Wisconsin, Koch Brothers, Power Plants and the Politics of Climate Denial
February 28, 2011
NBC Nightly news was one of many outlets that has picked up on a little noticed part of Wisconsin Governor Scott Walker’s program, that might benefit the billionaire Koch brothers, key funders of the anti science movement.
Assembly Democrats tried but failed Wednesday to prevent Gov. Scott Walker from selling state-owned power plants without bids amid growing concerns by Democrats that the owners of a multi-billion dollar oil-and-gas company are driving the governor’s legislative agenda.
That suspicion grew Wednesday after Walker was secretly recorded revealing his strategy for pushing through his anti-union budget repair bill during a 20-minute phone conversation with a blogger who purported to be David Koch, executive vice president of the Wichita, Kan.-based Koch Industries.
The defeated amendment, which would have required that the sale be approved by the Public Service Commission, is among dozens likely to be shot down by the Assembly’s Republican majority.
The $43 billion Koch Industries, which Koch owns with his brother, Charles, includes numerous energy-related enterprises, including a natural gas pipeline, refineries and a company that supplies coal to Wisconsin power plants.

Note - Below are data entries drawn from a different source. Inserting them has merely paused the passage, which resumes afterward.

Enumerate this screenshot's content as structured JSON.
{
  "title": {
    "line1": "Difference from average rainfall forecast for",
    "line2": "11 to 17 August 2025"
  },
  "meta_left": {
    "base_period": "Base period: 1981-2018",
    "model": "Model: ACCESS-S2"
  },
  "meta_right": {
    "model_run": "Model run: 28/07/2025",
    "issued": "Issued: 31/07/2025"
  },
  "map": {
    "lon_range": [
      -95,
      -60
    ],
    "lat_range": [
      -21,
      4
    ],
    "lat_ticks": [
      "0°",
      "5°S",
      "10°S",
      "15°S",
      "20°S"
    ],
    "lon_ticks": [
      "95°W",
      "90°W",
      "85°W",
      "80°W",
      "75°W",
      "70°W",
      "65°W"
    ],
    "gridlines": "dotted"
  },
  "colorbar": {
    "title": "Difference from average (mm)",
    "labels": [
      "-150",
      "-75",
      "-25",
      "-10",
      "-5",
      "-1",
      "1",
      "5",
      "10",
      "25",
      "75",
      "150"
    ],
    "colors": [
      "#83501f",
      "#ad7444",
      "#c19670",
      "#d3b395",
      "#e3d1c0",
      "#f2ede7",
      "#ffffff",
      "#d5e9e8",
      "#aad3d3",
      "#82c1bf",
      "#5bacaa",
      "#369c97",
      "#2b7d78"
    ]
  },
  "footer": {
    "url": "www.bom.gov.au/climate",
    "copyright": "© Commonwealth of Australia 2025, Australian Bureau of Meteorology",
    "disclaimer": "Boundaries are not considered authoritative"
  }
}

Wichita, Kan.-based Koch Industries, with estimated revenues of $100 billion, is one of the largest privately-held corporations in the United States, with major involvement in energy-related businesses, including the refining and distribution of petroleum products, chemicals, and fertilizers. One of its subsidiaries is the Georgia-Pacific pulp and paper company. The company was founded in 1925 by Fred Koch, father of George and David.
In recent years, their political targets have been the cap-and-trade climate bill, the health-care reform act, and the economic stimulus package.
Company officials have had to fend off suggestions that Koch might benefit from a provision in Walker’s budget bill that would allow the governor to sell off publicly-owned power plants in Wisconsin without first soliciting bids.
The documentary film, Astroturf Wars:How Corporate America Faked a Grassroots Revolution, ties oil billionaire David Koch closely to the Tea Party movement. In this clip, Billionaire David Koch addresses a group of supposedly independent, self funding Tea Party activists in an “Americans for Prosperity” gathering.